Decepção

Prudentinos lamentam eliminação do Brasil na Copa do Mundo

Tristeza tomou conta dos apaixonados por futebol, que assistiam à partida em um shopping da cidade, ontem, após a desclassificação da seleção

JULHIA MARQUETI - Especial para O Imparcial • 07/07/2018 06:00:00

Torcedores se entristecem com resultado e o adeus da seleção. Foto: Marcio Oliveira

O tempo fechou. Mas não era porque iria chover ou começar uma briga. O tempo fechou porque a torcida brasileira não tem mais motivos para seguir cantando todas as músicas criadas, assim como os jogadores convocados não vão entrar em campo na próxima partida, que seria na terça-feira. O clima na tarde de ontem foi marcado pela tristeza e decepção, sentimentos que não tinham passado nem perto dos brasileiros apaixonados por futebol nesta competição e que se reuniram na praça de alimentação do Prudenshopping desde a primeira partida da Copa do Mundo da Rússia.

Após o jogo que marcou a desclassificação da seleção brasileira no Mundial contra a Bélgica, em Kazan, na Rússia, restou apenas a lamentação e o sentimento de tristeza. Mas antes do apito final, vale lembrar que o torcedor brasileiro acreditou até os 50 minutos do segundo tempo. E mesmo com o placar em 2 a 0 para o adversário, nada ainda estava perdido.

Para o torcedor Rodrigues Gentil, o segundo tempo viria para mudar tudo, e a busca pelo hexa seguiria viva. “2 a 0 não era esperado, mas temos que ser calmos porque estamos acostumados a virar e nós vamos virar esse jogo aí”, enfatizou o torcedor. Com 71 anos, Gentil diz que perdeu a conta de quantas Copas já acompanhou, mas afirma que em todas sentiu uma emoção diferente. “É muito gostoso, ninguém que gosta de futebol fala outra coisa. Podemos perder hoje, mas estaremos de pé na próxima”, declarou.

O desejo de Gentil, de continuar na competição, aumentou quando Renato Augusto conseguiu marcar o único gol da seleção brasileira na partida. Mas não foi o suficiente para se manter na competição, e o apito no final do jogo decretou um silêncio que ainda não tinha sido visto no local. Alguns choraram, outros bateram na mesa e um grupo de amigos se manteve onde estava, desde os 45 minutos da segunda etapa: ajoelhados no chão.

Para Marcelo Riquetti Silva, que se enrolou na bandeira, tentando se esconder do que tinha acabado de acontecer, o sentimento era inexplicável. “O sentimento é de tristeza, a gente estava na maior emoção. Estávamos confiantes, fez o gol e, nossa, deu aquela animada, mas agora nem consigo falar”, declarou. Enquanto para ele era difícil expressar o que estava sentindo, Carla Pezzano resumiu seu sentimento rápido. “Eu estou com raiva, porque o gol estava na frente deles e eles não chutavam”, enfatizou.
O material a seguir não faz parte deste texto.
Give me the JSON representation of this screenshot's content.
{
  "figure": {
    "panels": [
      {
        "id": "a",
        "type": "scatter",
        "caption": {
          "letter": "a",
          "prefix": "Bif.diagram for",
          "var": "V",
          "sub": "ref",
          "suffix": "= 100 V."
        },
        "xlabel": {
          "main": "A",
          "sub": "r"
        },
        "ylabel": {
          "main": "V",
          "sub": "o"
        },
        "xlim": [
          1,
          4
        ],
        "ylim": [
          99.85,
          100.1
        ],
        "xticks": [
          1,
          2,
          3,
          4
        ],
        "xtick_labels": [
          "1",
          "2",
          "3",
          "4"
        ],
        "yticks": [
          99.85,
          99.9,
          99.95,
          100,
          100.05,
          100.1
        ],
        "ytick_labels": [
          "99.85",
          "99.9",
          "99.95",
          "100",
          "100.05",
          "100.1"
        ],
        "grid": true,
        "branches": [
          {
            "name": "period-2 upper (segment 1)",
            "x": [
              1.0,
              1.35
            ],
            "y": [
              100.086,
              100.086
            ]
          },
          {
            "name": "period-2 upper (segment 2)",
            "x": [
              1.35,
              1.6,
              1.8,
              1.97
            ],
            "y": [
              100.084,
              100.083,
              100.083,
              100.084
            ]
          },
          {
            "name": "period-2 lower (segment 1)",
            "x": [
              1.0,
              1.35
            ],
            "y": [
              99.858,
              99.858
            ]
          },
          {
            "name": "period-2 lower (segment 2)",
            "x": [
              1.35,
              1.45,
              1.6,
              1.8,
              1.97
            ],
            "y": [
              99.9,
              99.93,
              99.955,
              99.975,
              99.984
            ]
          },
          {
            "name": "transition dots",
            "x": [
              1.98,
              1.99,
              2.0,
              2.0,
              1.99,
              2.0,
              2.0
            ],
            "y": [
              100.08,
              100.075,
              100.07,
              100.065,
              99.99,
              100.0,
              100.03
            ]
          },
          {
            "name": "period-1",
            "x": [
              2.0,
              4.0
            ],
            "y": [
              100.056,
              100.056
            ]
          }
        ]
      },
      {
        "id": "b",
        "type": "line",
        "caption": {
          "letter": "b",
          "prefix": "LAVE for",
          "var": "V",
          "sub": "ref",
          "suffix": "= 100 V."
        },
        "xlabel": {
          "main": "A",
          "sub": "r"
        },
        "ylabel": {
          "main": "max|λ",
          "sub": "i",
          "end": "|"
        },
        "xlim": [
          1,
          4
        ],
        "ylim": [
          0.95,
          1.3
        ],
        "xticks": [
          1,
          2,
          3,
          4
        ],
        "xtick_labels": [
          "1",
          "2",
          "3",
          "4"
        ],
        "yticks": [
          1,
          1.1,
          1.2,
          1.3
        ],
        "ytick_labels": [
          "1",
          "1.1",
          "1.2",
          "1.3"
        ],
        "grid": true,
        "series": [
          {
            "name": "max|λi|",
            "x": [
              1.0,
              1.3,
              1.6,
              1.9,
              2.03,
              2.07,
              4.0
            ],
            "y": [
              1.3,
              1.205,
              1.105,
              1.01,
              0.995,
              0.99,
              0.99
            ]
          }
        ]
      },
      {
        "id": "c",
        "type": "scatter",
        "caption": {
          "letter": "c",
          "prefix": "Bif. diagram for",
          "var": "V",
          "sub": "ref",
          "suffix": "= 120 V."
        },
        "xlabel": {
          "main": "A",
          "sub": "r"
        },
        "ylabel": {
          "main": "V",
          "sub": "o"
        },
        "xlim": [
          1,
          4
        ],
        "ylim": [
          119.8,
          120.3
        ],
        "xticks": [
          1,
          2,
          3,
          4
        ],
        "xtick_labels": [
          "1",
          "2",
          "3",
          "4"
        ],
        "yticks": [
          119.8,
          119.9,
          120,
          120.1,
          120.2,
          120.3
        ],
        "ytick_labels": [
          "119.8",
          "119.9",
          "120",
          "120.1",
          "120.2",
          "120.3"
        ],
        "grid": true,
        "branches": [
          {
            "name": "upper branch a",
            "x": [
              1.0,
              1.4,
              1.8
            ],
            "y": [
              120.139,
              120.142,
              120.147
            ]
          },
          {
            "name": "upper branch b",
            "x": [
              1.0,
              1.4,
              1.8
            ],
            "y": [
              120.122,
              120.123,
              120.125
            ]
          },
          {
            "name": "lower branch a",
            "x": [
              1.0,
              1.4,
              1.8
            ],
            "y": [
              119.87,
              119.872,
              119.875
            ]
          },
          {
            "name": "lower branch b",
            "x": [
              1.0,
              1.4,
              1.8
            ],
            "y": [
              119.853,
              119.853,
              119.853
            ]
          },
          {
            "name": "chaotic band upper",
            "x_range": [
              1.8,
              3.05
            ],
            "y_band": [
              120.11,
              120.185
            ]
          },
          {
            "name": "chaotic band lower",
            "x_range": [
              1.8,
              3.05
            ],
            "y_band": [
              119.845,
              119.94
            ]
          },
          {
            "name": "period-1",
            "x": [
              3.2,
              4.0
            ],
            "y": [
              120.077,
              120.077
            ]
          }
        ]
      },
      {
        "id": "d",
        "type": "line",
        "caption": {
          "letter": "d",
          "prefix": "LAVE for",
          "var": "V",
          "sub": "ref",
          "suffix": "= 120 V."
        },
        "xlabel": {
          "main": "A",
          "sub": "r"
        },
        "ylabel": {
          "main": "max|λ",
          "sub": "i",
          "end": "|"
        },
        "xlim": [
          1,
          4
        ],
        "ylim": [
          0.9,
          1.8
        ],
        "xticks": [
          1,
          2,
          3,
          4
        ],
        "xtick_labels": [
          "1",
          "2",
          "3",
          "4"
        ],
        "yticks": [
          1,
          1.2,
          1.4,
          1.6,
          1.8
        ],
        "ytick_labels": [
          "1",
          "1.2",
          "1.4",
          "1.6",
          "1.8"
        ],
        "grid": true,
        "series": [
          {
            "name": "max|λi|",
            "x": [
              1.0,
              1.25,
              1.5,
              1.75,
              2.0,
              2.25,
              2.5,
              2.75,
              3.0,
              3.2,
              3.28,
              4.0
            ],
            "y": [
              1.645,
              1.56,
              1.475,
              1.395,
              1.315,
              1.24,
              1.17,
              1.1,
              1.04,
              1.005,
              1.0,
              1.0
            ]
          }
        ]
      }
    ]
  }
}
Com os olhos cheios de lágrimas, Henrique Souza não conseguiu acreditar no que ouvia e tinha visto, porém, seu desejo coincidia com o do Seu Gentil, de estar na próxima. “É muito triste, nós acreditamos muito. Eu não consegui segurar a emoção, mas agora é bola para frente, fazer o que”, lamentou. Enquanto muitos agradecem o elenco, e não acham motivos para a derrota, João Pedro Rodrigues Leal sentiu falta de uma coisa. “Para mim faltou raça, e não é de hoje”, declarou.

Mas, uma opinião de Marcelo foi concordada por todos do grupo. “Futebol é pura emoção e imprescindível, mas é uma coisa maravilhosa de ser ver. O sonho segue vivo”, afirmou. Quando João complementou. “Agora é em 2022, somos brasileiros, e não desistimos nunca”, afirmou.

Para fechar, um grito tímido ainda foi cantado no local. “58 foi Pelé, em meia dois foi o Mané, em sete zero o esquadrão, primeiro a ser tricampeão. 94 Romário, 2002 Fenômeno, primeiro tetracampeão, único penta é o brasilzão”. Sendo assim, a música que ligou todos os corações durante a Copa permanece sem um nome para o hexa, mas o desejo, sempre será. “Vamos seguir tentando completar e sempre cantar exaltando a história que já temos, afinal, seguimos os únicos maiores campeões mundiais”, concluiu João Pedro.